付き合い始めた日々はぎこちない温度で満ちていた。授業中に小さな合図を送り合ったり、放課後に自販機で同じ缶コーヒーを買って肩を並べたり、取るに足らない会話が宝物に変わる。西宮は相変わらずからかうけれど、夜遅くになると本当に心配してくれる。怒られても、その怒り方が妙に居心地よい。
ある夕暮れ、二人で帰る途中、夕陽が校門の鉄格子に長い影を作っていた。西宮が急に立ち止まり、俺の手を強く握りしめた。
「ねえ、知ってた?」
「何が?」
西宮は鞄から小さなノートを取り出した。ページの隅には、赤いボールペンで数字が並んでいる。五十六、五十七——俺が告白した回数と同じ数字だった。ノートの端には、日付とささやかなメモ。
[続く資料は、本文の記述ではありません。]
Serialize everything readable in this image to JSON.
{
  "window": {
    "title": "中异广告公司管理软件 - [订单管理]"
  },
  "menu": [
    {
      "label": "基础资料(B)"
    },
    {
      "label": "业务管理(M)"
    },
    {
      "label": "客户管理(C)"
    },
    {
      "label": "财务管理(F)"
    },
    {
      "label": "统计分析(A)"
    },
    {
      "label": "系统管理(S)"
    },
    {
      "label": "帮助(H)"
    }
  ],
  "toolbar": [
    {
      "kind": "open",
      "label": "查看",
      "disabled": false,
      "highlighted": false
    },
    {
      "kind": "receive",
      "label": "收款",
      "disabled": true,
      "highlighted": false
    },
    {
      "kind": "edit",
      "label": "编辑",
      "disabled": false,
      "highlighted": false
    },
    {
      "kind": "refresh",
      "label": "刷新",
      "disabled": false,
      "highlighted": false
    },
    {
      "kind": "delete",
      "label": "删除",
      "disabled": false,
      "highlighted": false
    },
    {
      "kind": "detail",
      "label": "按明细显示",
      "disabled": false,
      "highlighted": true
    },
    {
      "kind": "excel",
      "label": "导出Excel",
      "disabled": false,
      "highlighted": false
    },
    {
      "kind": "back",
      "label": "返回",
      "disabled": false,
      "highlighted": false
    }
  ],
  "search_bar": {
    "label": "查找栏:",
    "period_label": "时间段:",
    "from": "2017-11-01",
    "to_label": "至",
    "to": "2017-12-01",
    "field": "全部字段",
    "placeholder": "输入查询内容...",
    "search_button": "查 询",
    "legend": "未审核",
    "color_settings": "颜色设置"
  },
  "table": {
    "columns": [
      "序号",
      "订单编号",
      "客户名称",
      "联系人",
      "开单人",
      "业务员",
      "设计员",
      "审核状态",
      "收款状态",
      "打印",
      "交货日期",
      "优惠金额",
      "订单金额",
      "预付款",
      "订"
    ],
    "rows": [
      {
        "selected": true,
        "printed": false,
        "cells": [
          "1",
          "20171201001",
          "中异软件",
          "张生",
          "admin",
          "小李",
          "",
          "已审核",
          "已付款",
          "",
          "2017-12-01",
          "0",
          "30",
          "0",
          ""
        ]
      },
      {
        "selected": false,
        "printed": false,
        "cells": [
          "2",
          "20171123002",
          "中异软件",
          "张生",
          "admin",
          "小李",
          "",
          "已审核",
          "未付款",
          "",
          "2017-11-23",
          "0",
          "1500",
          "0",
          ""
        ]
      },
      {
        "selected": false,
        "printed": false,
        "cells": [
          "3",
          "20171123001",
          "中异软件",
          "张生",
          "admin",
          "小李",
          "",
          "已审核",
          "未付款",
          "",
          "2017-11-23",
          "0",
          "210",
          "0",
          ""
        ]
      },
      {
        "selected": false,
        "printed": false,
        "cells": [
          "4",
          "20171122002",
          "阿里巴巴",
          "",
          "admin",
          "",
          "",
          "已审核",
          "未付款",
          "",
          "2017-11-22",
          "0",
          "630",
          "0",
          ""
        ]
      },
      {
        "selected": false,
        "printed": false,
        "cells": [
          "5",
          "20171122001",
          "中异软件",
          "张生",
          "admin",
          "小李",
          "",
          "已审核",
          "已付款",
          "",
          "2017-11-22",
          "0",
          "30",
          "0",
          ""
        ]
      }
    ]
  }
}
彼女はページを指でなぞりながら、すこし照れくさそうに笑った。
「最初は、からかってたの。あなたのことを見てるのが楽しかったから。でも、ある日あなたが告白して歩いてく姿を見て、胸がぎゅってなった。あの日から私はずっと、あなたがどんな選択をするか見てた。待つって言ったけど、本当は待つのが得意なんかじゃなかった。ずっと、怖かった」
その言葉は甘く、少し冷たい。だが最後に、彼女はノートを破り捨てる真似をして小さく笑った。
「ねえ、これからは数字じゃなくて毎日で測ろう。馬鹿なこと、いっぱいしようね。ずっと、隣にいるから」
その声には確かな約束があった。俺はノートの破れた形を思い浮かべ、胸の中にぽつんと残っていた罪悪感が少し溶けるのを感じた。選択は正解でも間違いでもない。だが今は、この温度が正しい。手の暖かさと向き合う覚悟が、数の重さよりずっと重い。
西宮の囁きは甘く、冷たく、そして静かに温かかった。二人で馬鹿なことをすると決めた日、夜風が校門を抜けて髪を揺らした。